Everyone likes to make predictions for the coming year. Here's my baker's dozen of 2009 predictions for system administration and technology in general.

  1. Cloud computing will experience a major fail. As a result smaller clouds ("Mom and Pop Cloud computing" ?) will appear, powered by ASP/ISP/Enterprise "cloudlike" computing offerings from large vendors.
  2. Further balkanization of the field of system administration. More divergence into "operator" and "analyst" type roles. MIS graduates rejoice.
  3. Little progress will be made by ISP's for solving the last mile problem, U.S. will remain in the boradband backwater. Things might look more promising after the Obama administration kicks in with their broadband initiatives but it'll take more than a year. 3G cell service and 4G tech like WiMax and LTE really won't make a major impact unless you live in a test market and even then, you're paying to beta test stuff that will probably go away shortly after the kinks are worked out.
  4. Video, facbook/myspace, twitter, blogging, RSS will start to surpass email. David Allen already prepping an updated revision of GTD with sections on coping with tweets and FriendFeed.
  5. One major tech company will fail. IBM? AT&T? Sun? Vonage? Someone is going down. What happens in the aftermath will be interesting in terms of Free Software (will a failure result in a large drop of code from the cathedral?) and in terms of what everyone else does (I expect most companies will pull in risky ventures and focus on "core competencies" ... the funny thing will be that those who don't do that will probably be the most successful ones).
  6. Configuration management will continue to see increased adoption rates; someone might actually figure out how to do something for unix and windows in one system. Regardless, expect management to start to want systems and networks to be more autonomic and less hand mangled^Wmanaged.
  7. Linux won't happen on the desktop, but SugarOS will make play for the netbook market as a way to keep the OLPC project running.
  8. More hardware will have iPhone-like touch input methods. For example: your fridge.
  9. Digital Rights Management will see a major downturn in adoption. Consumers hate it, vendors find it challenging to have to support something forever, etc.... My supposition is either more trust with unencumbered formats, with more targeted RIAA/MPAA suits or larger adoption of "leased media" models where you can have all you can eat for a regular fee.

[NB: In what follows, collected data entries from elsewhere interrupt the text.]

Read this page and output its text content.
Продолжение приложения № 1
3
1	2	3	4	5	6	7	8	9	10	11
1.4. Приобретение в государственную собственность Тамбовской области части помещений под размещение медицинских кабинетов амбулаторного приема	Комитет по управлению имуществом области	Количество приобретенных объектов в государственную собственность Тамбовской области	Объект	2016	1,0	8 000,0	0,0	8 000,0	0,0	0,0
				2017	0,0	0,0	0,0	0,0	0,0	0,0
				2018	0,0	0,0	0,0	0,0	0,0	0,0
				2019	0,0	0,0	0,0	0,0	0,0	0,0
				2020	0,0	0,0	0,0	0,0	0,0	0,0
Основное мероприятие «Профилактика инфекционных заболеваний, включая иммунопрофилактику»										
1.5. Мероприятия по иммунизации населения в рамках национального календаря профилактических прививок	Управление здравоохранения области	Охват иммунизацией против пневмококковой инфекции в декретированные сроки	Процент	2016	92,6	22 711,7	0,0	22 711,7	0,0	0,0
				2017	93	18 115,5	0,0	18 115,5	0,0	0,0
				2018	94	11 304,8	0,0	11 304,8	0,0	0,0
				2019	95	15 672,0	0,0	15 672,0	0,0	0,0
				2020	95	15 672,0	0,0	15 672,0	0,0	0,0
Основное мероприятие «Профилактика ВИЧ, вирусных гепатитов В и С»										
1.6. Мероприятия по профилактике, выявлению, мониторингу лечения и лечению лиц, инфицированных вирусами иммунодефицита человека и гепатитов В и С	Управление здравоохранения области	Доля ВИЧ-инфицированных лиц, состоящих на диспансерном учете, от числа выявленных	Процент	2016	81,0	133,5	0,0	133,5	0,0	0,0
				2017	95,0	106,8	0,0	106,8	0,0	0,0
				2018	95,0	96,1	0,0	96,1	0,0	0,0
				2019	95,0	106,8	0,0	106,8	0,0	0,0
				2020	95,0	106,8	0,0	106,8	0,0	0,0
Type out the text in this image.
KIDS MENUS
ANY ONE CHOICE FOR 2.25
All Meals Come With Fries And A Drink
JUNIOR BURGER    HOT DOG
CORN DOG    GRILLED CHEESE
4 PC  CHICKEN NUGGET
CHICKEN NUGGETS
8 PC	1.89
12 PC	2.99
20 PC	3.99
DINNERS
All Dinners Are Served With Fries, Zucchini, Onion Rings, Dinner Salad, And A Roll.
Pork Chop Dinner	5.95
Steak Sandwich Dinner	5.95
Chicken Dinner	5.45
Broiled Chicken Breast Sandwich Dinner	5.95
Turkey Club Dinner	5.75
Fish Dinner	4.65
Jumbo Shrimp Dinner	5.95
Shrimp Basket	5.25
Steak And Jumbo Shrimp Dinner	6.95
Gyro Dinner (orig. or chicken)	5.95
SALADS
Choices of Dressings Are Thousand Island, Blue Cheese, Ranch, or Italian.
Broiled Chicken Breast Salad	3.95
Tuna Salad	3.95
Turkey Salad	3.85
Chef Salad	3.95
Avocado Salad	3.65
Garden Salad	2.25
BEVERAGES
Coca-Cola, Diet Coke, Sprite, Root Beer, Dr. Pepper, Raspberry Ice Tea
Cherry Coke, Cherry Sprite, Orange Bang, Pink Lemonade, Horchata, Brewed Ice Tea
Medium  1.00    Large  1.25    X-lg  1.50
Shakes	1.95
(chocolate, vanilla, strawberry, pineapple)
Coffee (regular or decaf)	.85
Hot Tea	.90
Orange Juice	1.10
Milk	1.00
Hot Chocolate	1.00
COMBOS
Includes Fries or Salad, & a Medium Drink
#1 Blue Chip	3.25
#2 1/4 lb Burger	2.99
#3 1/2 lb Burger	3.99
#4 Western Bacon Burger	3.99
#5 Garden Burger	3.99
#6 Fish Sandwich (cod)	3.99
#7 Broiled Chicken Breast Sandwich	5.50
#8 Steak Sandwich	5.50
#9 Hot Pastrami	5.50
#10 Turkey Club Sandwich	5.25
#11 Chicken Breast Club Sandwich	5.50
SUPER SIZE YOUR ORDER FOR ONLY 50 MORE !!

  10. Computer security won't get much better, despite some very high profile breeches. Seriously, we're still trying to get patch management and virus mitigation under control. Managing a wider body of threat vectors is nearly impossible right now. See also: prediction #6.
  11. Corollary to 5: the failure will cause some ramifications in terms of the internet continuing to function. Eg: If Sun poops, that's a lot of unsupported servers in critical roles that will need migrating to something and sitting unpatched and vulnerable. The loss of a major player in the tech sector will cause "availability ripple" as people react.
  12. Someone will figure out how to do backups and restores right for mere mortals. Apple's Time Machine is pretty good, but it's ecosystem specific and has the usual list of Appleisms. Someone will figure out to take the elegance of Apple's interface, make it work on Linux/OSX/Windows and back up your cloud data too (Gmail, google docs, flickr, facebook, etc..) too. See also: prediction #1.
  13. Corollary to 6: Configuration management and autonomic computing will spur better monitoring and log analysis. The lack of instrumentation in a lot of technology will finally start to be understood.